RB: It was a five or six year process, but if the rules are stuck to, and everybody comes within the £40 million budget that we are working to this year, then in a couple of years time we will know how to run a team with that money, while other teams will have to come down to that level. So then things will start equalling out. Yes, they will have quite a few more years under their belt but we have quite a few guys here with a lot of experience. So, we are hoping for three to five years, rather than five years. But, who is to know? We have to aim for it.

Q. How many races do you plan to attend this year?

RB: I think similar to last year, which was four or five races.

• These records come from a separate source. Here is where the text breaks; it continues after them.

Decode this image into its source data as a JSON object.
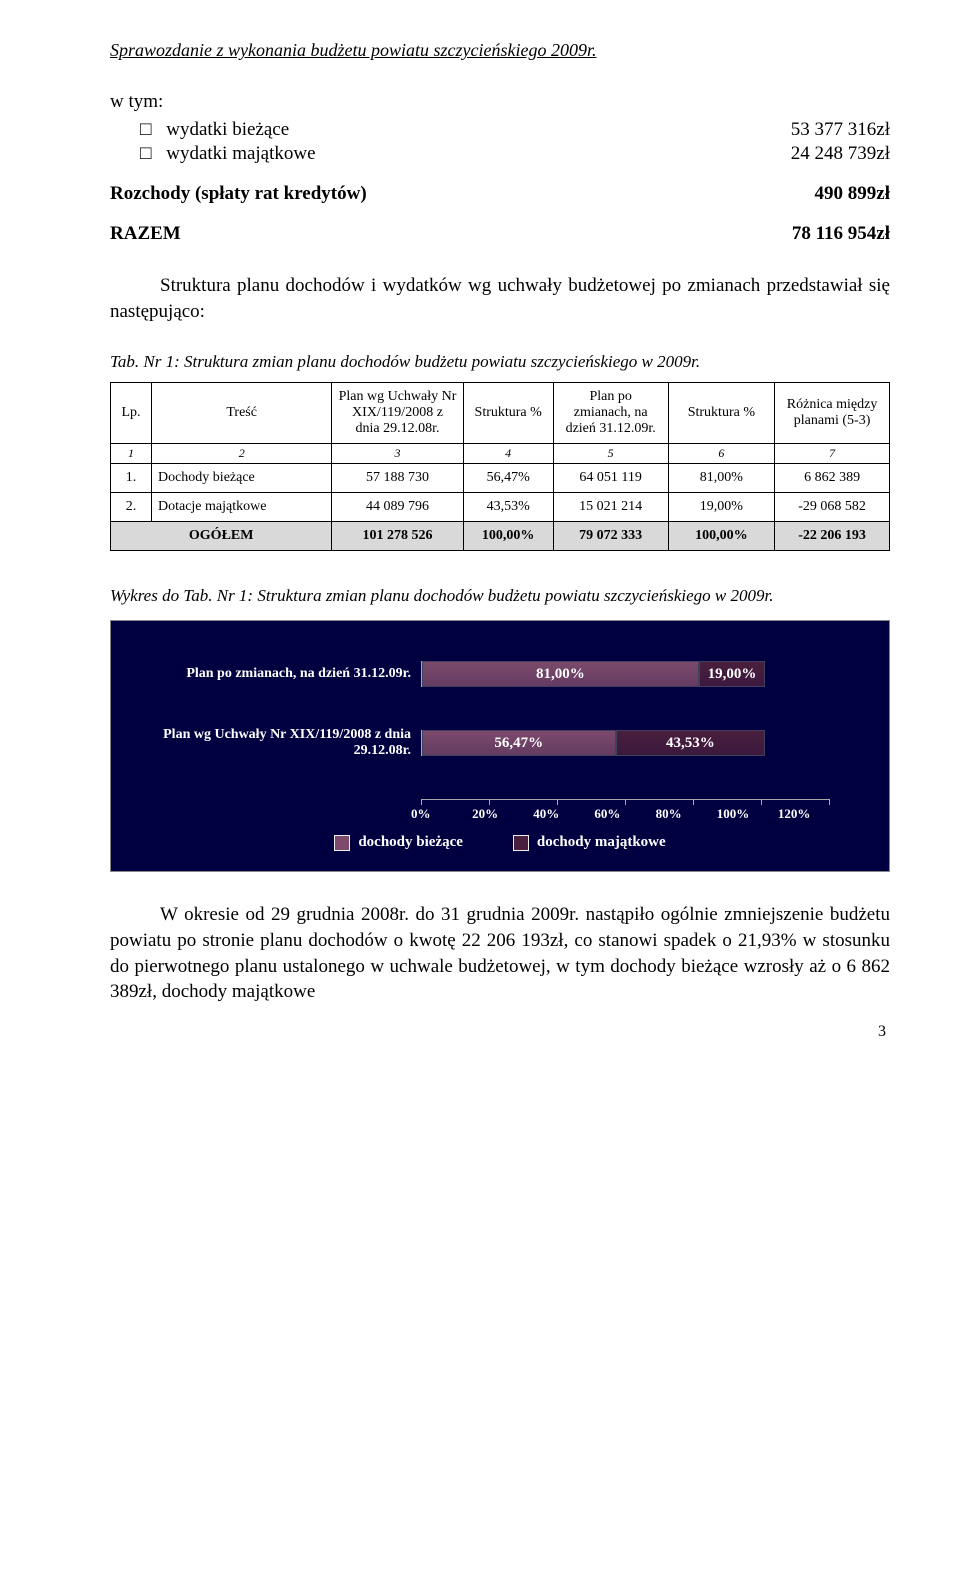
{
  "doc_title": "Sprawozdanie z wykonania budżetu powiatu szczycieńskiego 2009r.",
  "section_label": "w tym:",
  "bullets": [
    {
      "label": "wydatki bieżące",
      "value": "53 377 316zł"
    },
    {
      "label": "wydatki majątkowe",
      "value": "24 248 739zł"
    }
  ],
  "kv1": {
    "label": "Rozchody (spłaty rat kredytów)",
    "value": "490 899zł"
  },
  "kv2": {
    "label": "RAZEM",
    "value": "78 116 954zł"
  },
  "intro_para": "Struktura planu dochodów i wydatków wg uchwały budżetowej po zmianach przedstawiał się następująco:",
  "table_caption": "Tab. Nr 1:  Struktura zmian planu dochodów budżetu powiatu szczycieńskiego w 2009r.",
  "table": {
    "headers": [
      "Lp.",
      "Treść",
      "Plan wg Uchwały Nr XIX/119/2008 z dnia 29.12.08r.",
      "Struktura %",
      "Plan po zmianach, na dzień 31.12.09r.",
      "Struktura %",
      "Różnica między planami (5-3)"
    ],
    "idxrow": [
      "1",
      "2",
      "3",
      "4",
      "5",
      "6",
      "7"
    ],
    "rows": [
      [
        "1.",
        "Dochody bieżące",
        "57 188 730",
        "56,47%",
        "64 051 119",
        "81,00%",
        "6 862 389"
      ],
      [
        "2.",
        "Dotacje majątkowe",
        "44 089 796",
        "43,53%",
        "15 021 214",
        "19,00%",
        "-29 068 582"
      ]
    ],
    "total": [
      "",
      "OGÓŁEM",
      "101 278 526",
      "100,00%",
      "79 072 333",
      "100,00%",
      "-22 206 193"
    ]
  },
  "chart_caption": "Wykres do Tab. Nr 1: Struktura zmian planu dochodów budżetu powiatu szczycieńskiego w  2009r.",
  "chart": {
    "background": "#000040",
    "xmax": 120,
    "axis_ticks": [
      "0%",
      "20%",
      "40%",
      "60%",
      "80%",
      "100%",
      "120%"
    ],
    "bars": [
      {
        "label": "Plan po zmianach, na dzień 31.12.09r.",
        "segments": [
          {
            "pct": 81.0,
            "text": "81,00%",
            "color": "#7c4a6b"
          },
          {
            "pct": 19.0,
            "text": "19,00%",
            "color": "#4a1f3d"
          }
        ]
      },
      {
        "label": "Plan wg Uchwały Nr XIX/119/2008 z dnia 29.12.08r.",
        "segments": [
          {
            "pct": 56.47,
            "text": "56,47%",
            "color": "#7c4a6b"
          },
          {
            "pct": 43.53,
            "text": "43,53%",
            "color": "#4a1f3d"
          }
        ]
      }
    ],
    "legend": [
      {
        "label": "dochody bieżące",
        "color": "#7c4a6b"
      },
      {
        "label": "dochody majątkowe",
        "color": "#4a1f3d"
      }
    ]
  },
  "closing_para": "W okresie od 29 grudnia 2008r. do 31 grudnia 2009r. nastąpiło ogólnie zmniejszenie budżetu powiatu po stronie planu dochodów o kwotę 22 206 193zł, co stanowi spadek o 21,93% w stosunku do pierwotnego planu ustalonego w uchwale budżetowej, w tym dochody bieżące wzrosły aż o  6 862 389zł, dochody majątkowe",
  "page_number": "3"
}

Q. Do you have much say in what is happening at the team? Do you participate much?

RB: I am definitely kept well clear of the engineering and the driving!

Q. In the build-up to the season, there were lots of criticisms aimed at the new teams - that they shouldn't be here and would be limping into the first race. After what we saw on track in Bahrain, do you think those critics have been silenced?

RB: Yes. When Enzo Ferrari started Ferrari, he had to battle to get into the racing - he spent two years trying to get his foot in the door. He struggled like any new boy on the block. So everybody has to start somewhere. I don't think there is any new team that has come in and won on their debut - remember Brawn was Honda with a couple of hundred million dollars! I think Ferrari was mistaken in being as critical as they were.

Q. You seem much more knowledgeable about F1 that you did a year ago?

RB: I was certainly a new boy on the block. The only thing I knew about it was that four days before [Australia 2009] I knew we were going to be involved in F1!